Lipid assessment for vascular risk can be simplified by removing the need for patients to fast before tests, UK researchers have shown.
Removing the requirement that patients fast does not compromise the test's predictive power, the team found.
Triglyceride levels also do not need to be measured, the researchers believe, unless there are reasons other than vascular risk for measuring them.
Data from 302,430 patients was assessed by Emmanuele Di Angelantonio of the University of Cambridge and colleagues from the Emerging Risk Factors Collaboration.
Patients were followed for over nine years on average. During the follow-up period, 3,928 CHD deaths, 2,534 ischaemic strokes and 8,857 non-fatal MIs occurred.
The researchers found that hazard ratios for CHD risk were at least as strong in participants who did not fast as in those who did.
In addition, triglyceride concentration was not independently related with CHD risk, once other risk factors, including HDL-C and non-HDL-C, had been accounted for.
'For population-wide assessment of vascular risk, triglyceride measurement provides no additional information about vascular risk given knowledge of HDL-C and total cholesterol levels,' the researchers said.

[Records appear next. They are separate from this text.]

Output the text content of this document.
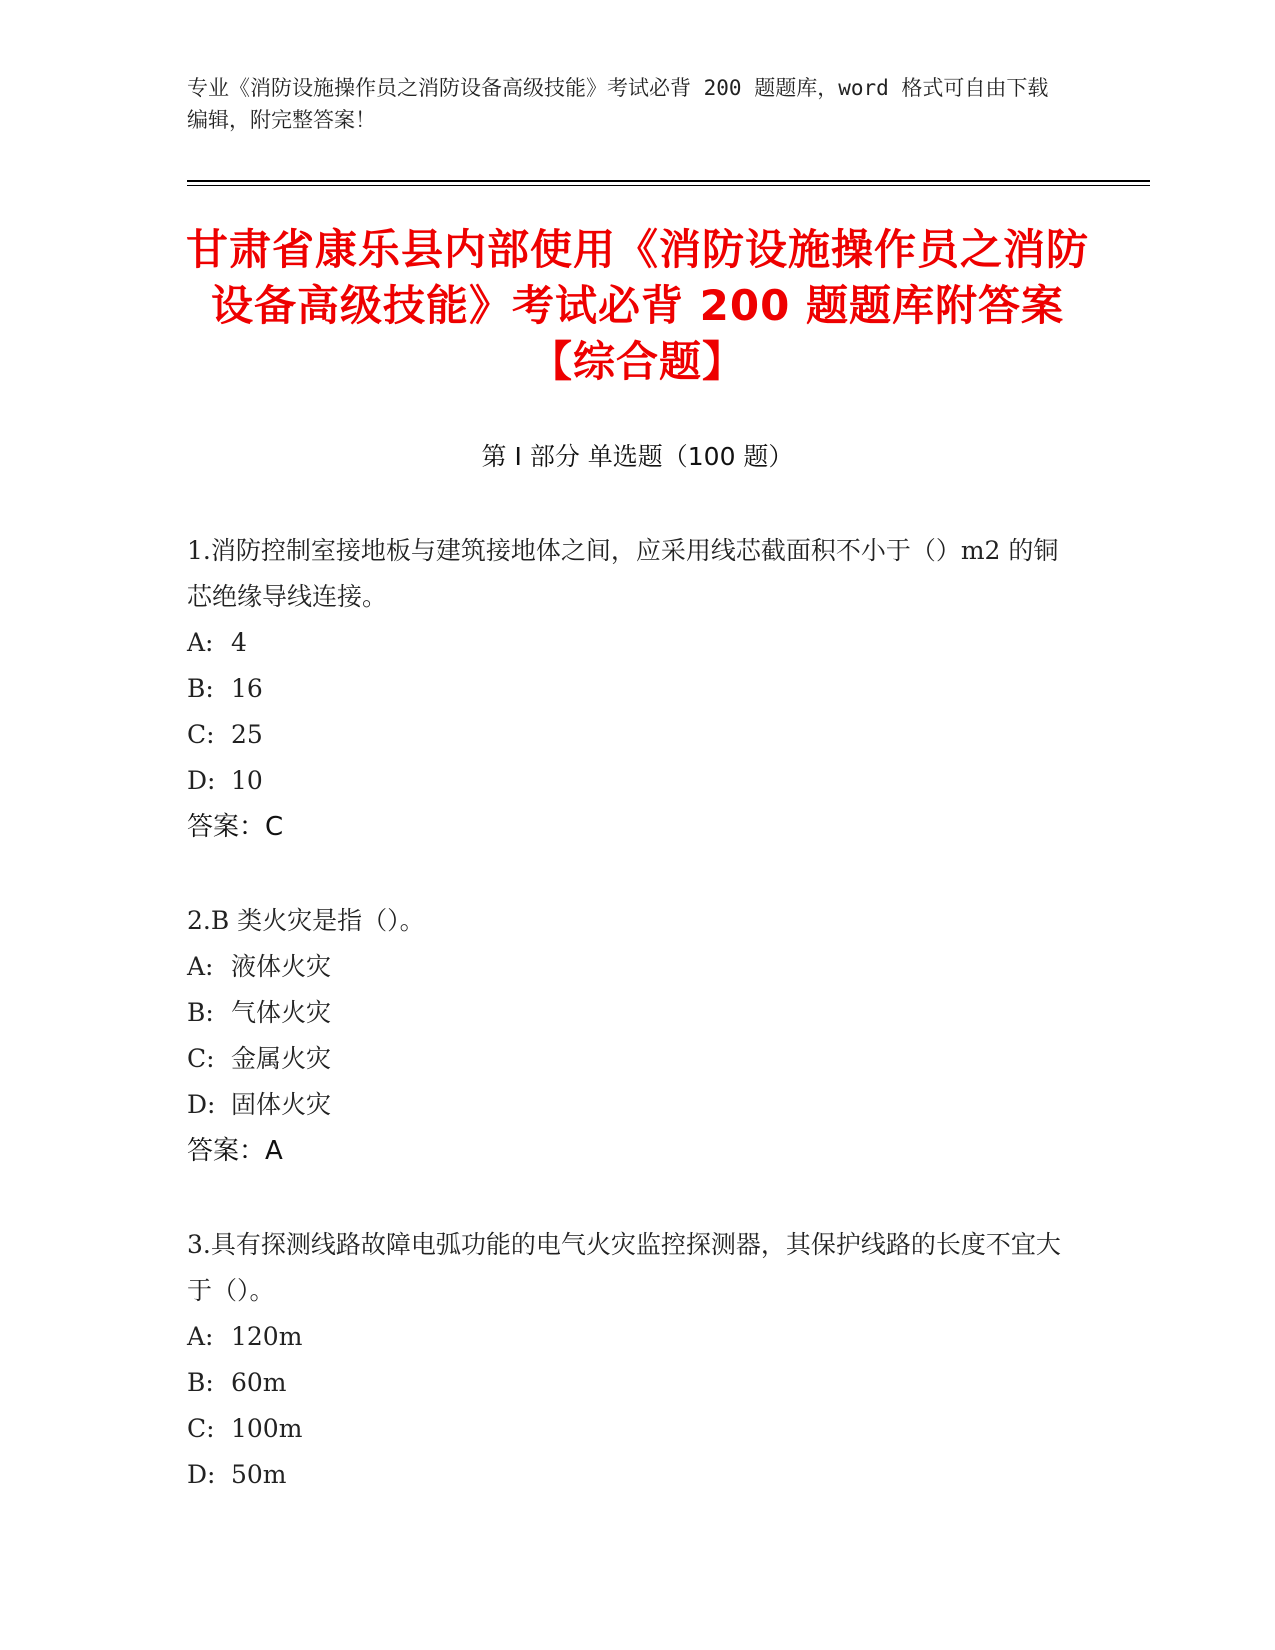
专业《消防设施操作员之消防设备高级技能》考试必背 200 题题库，word 格式可自由下载编辑，附完整答案！
甘肃省康乐县内部使用《消防设施操作员之消防设备高级技能》考试必背 200 题题库附答案【综合题】
第 I 部分 单选题（100 题）
1.消防控制室接地板与建筑接地体之间，应采用线芯截面积不小于（）m2 的铜芯绝缘导线连接。
A: 4
B: 16
C: 25
D: 10
答案：C
2.B 类火灾是指（）。
A: 液体火灾
B: 气体火灾
C: 金属火灾
D: 固体火灾
答案：A
3.具有探测线路故障电弧功能的电气火灾监控探测器，其保护线路的长度不宜大于（）。
A: 120m
B: 60m
C: 100m
D: 50m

The researchers also assessed the predictive power of apolipoprotein assessment. They found that hazard ratios with HDL-C and non-HDL-C were nearly identical to those seen with apolipoproteins.
'This finding suggests that current discussions about whether to measure cholesterol levels or apolipoproteins in vascular risk assessment should hinge more on practical considerations than on major differences in strength of epidemiological associations,' they said.